Kahya: (kapıyı açarak içeri girer ve)
Gazi paşa:
-
Sor bakalım efendiler ne arzu ederler? Hanımına da sor.
Kahya : (bekler)
Fevzi:
İsmet:
Mebus:
Müftü:
(gazi paşaya döner)
Gazi paşa:
Latife:
-
Bir gül şerbeti de bana getir cemal efendi.
(Kahyabaşıyla onaylayarak dışarı çıkar.)
(Herkes susar ve gazi paşanın konuşmaya başlamasını beklerler.)
Gazi paşa:
-
Bildiğiniz gibi bu ülke için bir çok adımlar attık. Attığımız bu adımları sadece başkent veya çevresinde yaşayanlara değil tüm ulusumuza yayarak Anadolu’nun en ücra köşelerini götürdük. Şimdi ise bu topraklar üzerinde yaşayan her insanın da eşit haklara sahip olduklarını cinsiyet ayrımı yapmadan yeni cumhuriyetimizin garantisi altına alacak yepyeni bir inkılâbın temelini atmak için sizleri buraya çağırdım.
Fevzi:
-
Gazi paşam az önce cinsiyet ayrımı yapmadan dediniz. Burada tam olarak neyi kastettiğinizi anlayamadım.
Mebus:
-
Mustafa bey cinsiyet ayrımından kastınız herhalde kadınların da yürütme yada başka bir organda temsil edileceği anlamında mı? Yoksa bir zümre ile bizim altımızda söz haklarının olacağı anlamına mı geliyor? Bu çok açık uçlu bir tarif oldu.
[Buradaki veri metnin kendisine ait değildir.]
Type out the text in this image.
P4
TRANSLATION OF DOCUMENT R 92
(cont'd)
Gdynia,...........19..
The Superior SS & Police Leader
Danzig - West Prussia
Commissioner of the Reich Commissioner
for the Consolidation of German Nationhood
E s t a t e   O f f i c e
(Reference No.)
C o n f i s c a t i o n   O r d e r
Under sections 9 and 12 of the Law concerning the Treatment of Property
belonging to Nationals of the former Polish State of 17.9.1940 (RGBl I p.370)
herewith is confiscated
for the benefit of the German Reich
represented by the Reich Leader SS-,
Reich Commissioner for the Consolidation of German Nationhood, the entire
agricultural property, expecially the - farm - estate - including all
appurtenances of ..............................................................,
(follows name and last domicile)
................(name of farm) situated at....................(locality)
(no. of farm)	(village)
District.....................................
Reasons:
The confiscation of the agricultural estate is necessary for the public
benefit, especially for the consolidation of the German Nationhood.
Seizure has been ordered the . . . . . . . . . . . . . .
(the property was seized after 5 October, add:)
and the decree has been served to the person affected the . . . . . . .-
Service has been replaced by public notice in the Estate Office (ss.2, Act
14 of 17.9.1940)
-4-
Müftü : ( başını yerden kaldırarak)
-
Sayın paşam kadınların erkekler ile eşitliği söz konusu ayetlerde belirlidir. Burada cinsiyet eşitliğinden söz ederseniz binlerce yıllık bir kuralı yok saymış olursunuz. Bunu milletimize anlatmak veya kabul ettirmek inanın ki bir bu kadar daha süre ister.
Gazi paşa:
-
Bende tam bu konuda sizin görüşünüzü alacaktım. Muhterem Mehmet Rıfat hoca, Mümtehine Suresi 12. Ayet. Bu ayeti bizlere açıklar mısınız?
Müftü:
-
Sayın paşam bu ayette yüce Allah şöyle buyurmakta:
“Ey Peygamber! Mümin kadınlar, Allah’a hiçbir şeyi ortak koşmamak, hırsızlık yapmamak, zina etmemek, çocuklarını öldürmemek, elleriyle ayakları arasında bir iftira uydurup getirmemek, hiçbir iyi işte sana karşı gelmemek konusunda sana biat etmek üzere geldikleri zaman, biatlerini kabul et ve onlar için Allah’tan bağışlama dile. Şüphesiz Allah, çok bağışlayandır, çok merhamet edendir.”
Gazi paşa :
-
Ayeti kerimeyi biraz daha açıklar mısınız? Nüzul sebebini de anlatırsanız daha iyi olacaktır.
Müftü:
-
Mümtehine suresi 12. Ayette kadınların biatlerinin - o yılların oy kullanma şekli - kabul edileceği belirtilmiş ve bu hak kur'an ile 1400 sene önce kadınlara bir hak olarak tanınmıştır! Hz. Resul'de akabe biatlerinde kadınlardan biat - oy - almıştır. Ama daha sonra padişahlık, emirlik gibi makamlar ile oy -biat sistemi kullanılmadığı için, hem erkek hem kadın oy haklarından mahrum kalmıştır.
Fevzi:
-
Yani İslamiyet’te kadınların seçme hakkının olduğunu mu söylüyorsunuz?
Müftü:
-
Evet paşam aynen öyle. Kadınların seçme hakkın ayet ile sabittir. Fakat kullanılmamaktadır.
İsmet:
-
Peki sayın müftü efendi bu güzel dinin bu önemli parçasını daha kadınlar eşlerini bile seçmekte kullanamazken nasıl oluyorda bu hak ellerinden alına biliyor. Bunları neden dile getirmezsiniz?
Mebus :
-
Aslında latife hanım gibi kadınlarımız bu konularda seçme haklarını kullanıyorlar. Bu biraz da aile ve kültür ile alakalı bir durum gibi görünüyor. Yani kadının seçme hakkı sadece belirli bir zümre yada guruba ait ise ve en önemlisi aile reislerinin müsaadesi ile elde edile biliyor yada yok sayılıyor.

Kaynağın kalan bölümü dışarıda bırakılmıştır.